Fu a questo punto che lo scienziato e l’attivista iniziarono a scontrarsi. Nella seconda metà degli anni sessanta, Sergej Kovalëv fu fortemente coinvolto, con il suo caratteristico rigore, nel movimento per la difesa dei diritti umani, che non era ancora chiamato movimento “dissidente”. Una volta Gel’fand chiese a Kovalëv: “Lei dice che il sistema è marcio, e che se qualcuno alzasse un dito crollerebbe. Ma si diceva la stessa cosa di Bisanzio!”. Pare che Kovalëv abbia risposto (non di getto, ma durante la discussione): “Ma sì, trecento anni: come scadenza a me va bene!”.

Questa impostazione si è rivelata giusta: il regime è poi caduto in meno di trent’anni, ma solo perché Sergej Adamovič e i suoi amici erano maratoneti che non si aspettavano una vittoria rapida. E al tempo, nel 1969, Sergej Kovalëv e il suo amico Aleksandr Lavut furono costretti a lasciare l’università.

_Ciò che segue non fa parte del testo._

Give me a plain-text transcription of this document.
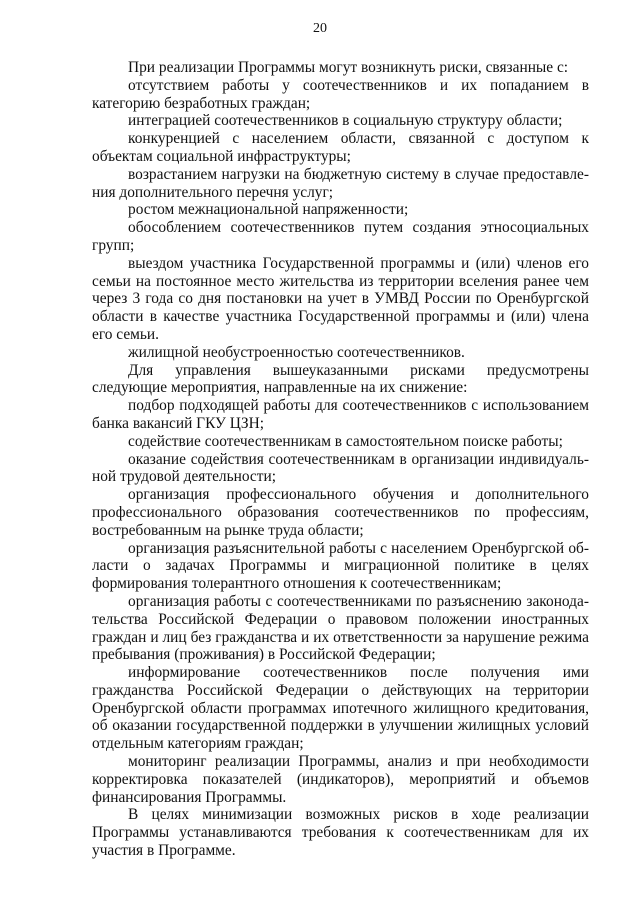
20

При реализации Программы могут возникнуть риски, связанные с:

отсутствием работы у соотечественников и их попаданием в категорию безработных граждан;

интеграцией соотечественников в социальную структуру области;

конкуренцией с населением области, связанной с доступом к объектам социальной инфраструктуры;

возрастанием нагрузки на бюджетную систему в случае предоставления дополнительного перечня услуг;

ростом межнациональной напряженности;

обособлением соотечественников путем создания этносоциальных групп;

выездом участника Государственной программы и (или) членов его семьи на постоянное место жительства из территории вселения ранее чем через 3 года со дня постановки на учет в УМВД России по Оренбургской области в качестве участника Государственной программы и (или) члена его семьи.

жилищной необустроенностью соотечественников.

Для управления вышеуказанными рисками предусмотрены следующие мероприятия, направленные на их снижение:

подбор подходящей работы для соотечественников с использованием банка вакансий ГКУ ЦЗН;

содействие соотечественникам в самостоятельном поиске работы;

оказание содействия соотечественникам в организации индивидуальной трудовой деятельности;

организация профессионального обучения и дополнительного профессионального образования соотечественников по профессиям, востребованным на рынке труда области;

организация разъяснительной работы с населением Оренбургской области о задачах Программы и миграционной политике в целях формирования толерантного отношения к соотечественникам;

организация работы с соотечественниками по разъяснению законодательства Российской Федерации о правовом положении иностранных граждан и лиц без гражданства и их ответственности за нарушение режима пребывания (проживания) в Российской Федерации;

информирование соотечественников после получения ими гражданства Российской Федерации о действующих на территории Оренбургской области программах ипотечного жилищного кредитования, об оказании государственной поддержки в улучшении жилищных условий отдельным категориям граждан;

мониторинг реализации Программы, анализ и при необходимости корректировка показателей (индикаторов), мероприятий и объемов финансирования Программы.

В целях минимизации возможных рисков в ходе реализации Программы устанавливаются требования к соотечественникам для их участия в Программе.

Sergej Adamovič, persona di princìpi solidi, si era unito alla dissidenza nell’autunno del 1968, durante il processo ai manifestanti che avevano protestato contro l’invasione sovietica della Cecoslovacchia. Lui non fu né un capo, né un oratore, né un manifestante: il destino lo condusse quasi naturalmente alla “Cronaca degli avvenimenti correnti”. I primi redattori furono arrestati: dapprima Natalja Gorbanevskaja, che aveva inventato la “Cronaca” nel 1968, poi Il’ja Gabaj. Nonostante gli arresti, per quindici anni la “Cronaca”costituì l’essenza, lo stile e il nucleo del movimento per i diritti umani in Unione Sovietica. I poeti erano stati sostituiti dagli studiosi: Kovalëv ora compilava e curava la “Cronaca” con la sua tipica precisione e meticolosità.

Gli arresti di quelli che il KGB considerava i “leader” e “capi”, le loro confessioni e pentimenti, le intimidazioni nei confronti di coloro che rimanevano in libertà, portarono nel 1972 alla sospensione della pubblicazione della “Cronaca”. Fu ripresa nel 1974, questa volta da persone che si assumevano apertamente la responsabilità della sua distribuzione: Tat’jana Velikanova, Sergej Kovalëv, e Tat’jana Chodorovič. “Responsabilità” non era una parola vuota: nel dicembre 1974, Kovalëv stesso fu arrestato.

Durante le indagini, il KGB decise di dimostrare che la “Cronaca” era una pubblicazione diffamatoria. Sui numeri di cui Kovalëv era responsabile, erano usciti circa un migliaio di articoli. Furono trovate imprecisioni in dieci articoli, se non sbaglio. Le imprecisioni significative non erano neanche la metà. L’indagine del KGB involontariamente confermò la qualità della “Cronaca degli avvenimenti correnti”, ben più alta di quella degli attuali mezzi di comunicazione di massa.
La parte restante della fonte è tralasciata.